Candida Höfer (1944, Eberswalde, Germany) has been photographing both public and semi-public spaces in a style defined by an anachronistic approach since 1989. After studying at the Kölner Werkschule between 1964 and 1968, Candida Höfer attended the Kunstakademie in Düsseldorf (Germany), initially reading film with Ole John (1973-1976) and then photography with Bernd Becher (1976 -1982). Following in the tradition of the Düsseldorf School of photography, Candida Höfer has often captured images of waiting rooms, spa resorts, banks, churches, libraries, theaters, and museums.
"I do my work. My work is my statement. Generally, I think, there is too much interest in what an artist has to say.
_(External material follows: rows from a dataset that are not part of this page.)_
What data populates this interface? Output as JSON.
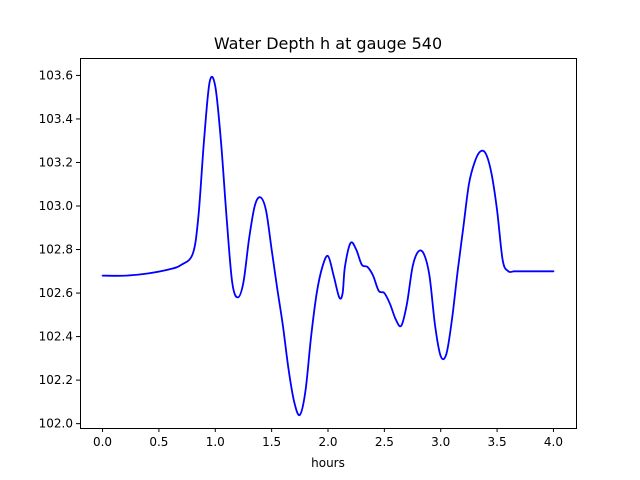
{
  "chart_data": {
    "type": "line",
    "title": "Water Depth h at gauge 540",
    "xlabel": "hours",
    "ylabel": "",
    "xlim": [
      -0.2,
      4.2
    ],
    "ylim": [
      101.98,
      103.68
    ],
    "xticks": [
      0.0,
      0.5,
      1.0,
      1.5,
      2.0,
      2.5,
      3.0,
      3.5,
      4.0
    ],
    "xtick_labels": [
      "0.0",
      "0.5",
      "1.0",
      "1.5",
      "2.0",
      "2.5",
      "3.0",
      "3.5",
      "4.0"
    ],
    "yticks": [
      102.0,
      102.2,
      102.4,
      102.6,
      102.8,
      103.0,
      103.2,
      103.4,
      103.6
    ],
    "ytick_labels": [
      "102.0",
      "102.2",
      "102.4",
      "102.6",
      "102.8",
      "103.0",
      "103.2",
      "103.4",
      "103.6"
    ],
    "grid": false,
    "series": [
      {
        "color": "#0000ff",
        "x": [
          0.0,
          0.2,
          0.4,
          0.6,
          0.7,
          0.8,
          0.85,
          0.9,
          0.95,
          1.0,
          1.05,
          1.1,
          1.15,
          1.2,
          1.25,
          1.3,
          1.35,
          1.4,
          1.45,
          1.5,
          1.55,
          1.6,
          1.65,
          1.7,
          1.75,
          1.8,
          1.85,
          1.9,
          1.95,
          2.0,
          2.05,
          2.1,
          2.13,
          2.15,
          2.2,
          2.25,
          2.3,
          2.35,
          2.4,
          2.45,
          2.5,
          2.55,
          2.6,
          2.65,
          2.7,
          2.75,
          2.8,
          2.85,
          2.9,
          2.95,
          3.0,
          3.05,
          3.1,
          3.15,
          3.2,
          3.25,
          3.3,
          3.35,
          3.4,
          3.45,
          3.5,
          3.55,
          3.6,
          3.65,
          3.7,
          3.75,
          3.8,
          3.85,
          3.9,
          3.95,
          4.0
        ],
        "values": [
          102.68,
          102.68,
          102.69,
          102.71,
          102.73,
          102.78,
          102.95,
          103.3,
          103.57,
          103.55,
          103.3,
          102.95,
          102.65,
          102.58,
          102.65,
          102.85,
          103.0,
          103.04,
          102.98,
          102.8,
          102.62,
          102.45,
          102.25,
          102.1,
          102.04,
          102.15,
          102.4,
          102.6,
          102.72,
          102.77,
          102.68,
          102.58,
          102.6,
          102.72,
          102.83,
          102.8,
          102.73,
          102.72,
          102.68,
          102.61,
          102.6,
          102.55,
          102.48,
          102.45,
          102.55,
          102.72,
          102.79,
          102.78,
          102.68,
          102.45,
          102.31,
          102.32,
          102.48,
          102.7,
          102.9,
          103.1,
          103.2,
          103.25,
          103.24,
          103.15,
          102.98,
          102.75,
          102.7,
          102.7,
          102.7,
          102.7,
          102.7,
          102.7,
          102.7,
          102.7,
          102.7
        ]
      }
    ]
  }
}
Or what she or he looks like, instead of what she or he does." —Candida Höfer
These transitional spaces are also places where universal culture is accumulated, organized, and conserved to an encyclopedic degree, and are photographed by the artist with a rigor and simplicity approaching minimalism. Immediately recognizable, Candida Höfer’s photographs crystallize the peculiar inherent in places where often an illustrious history clashes with their present-day use. As in Spiegelkantine at Hamburg’s Museum für Kunst und Gewerbe, the lighting for these neutral shots comes solely from the natural light of the location. Spaces normally packed with visitors are shown devoid of human presence: all that remains are the outlines of these architectural products of culture or industry.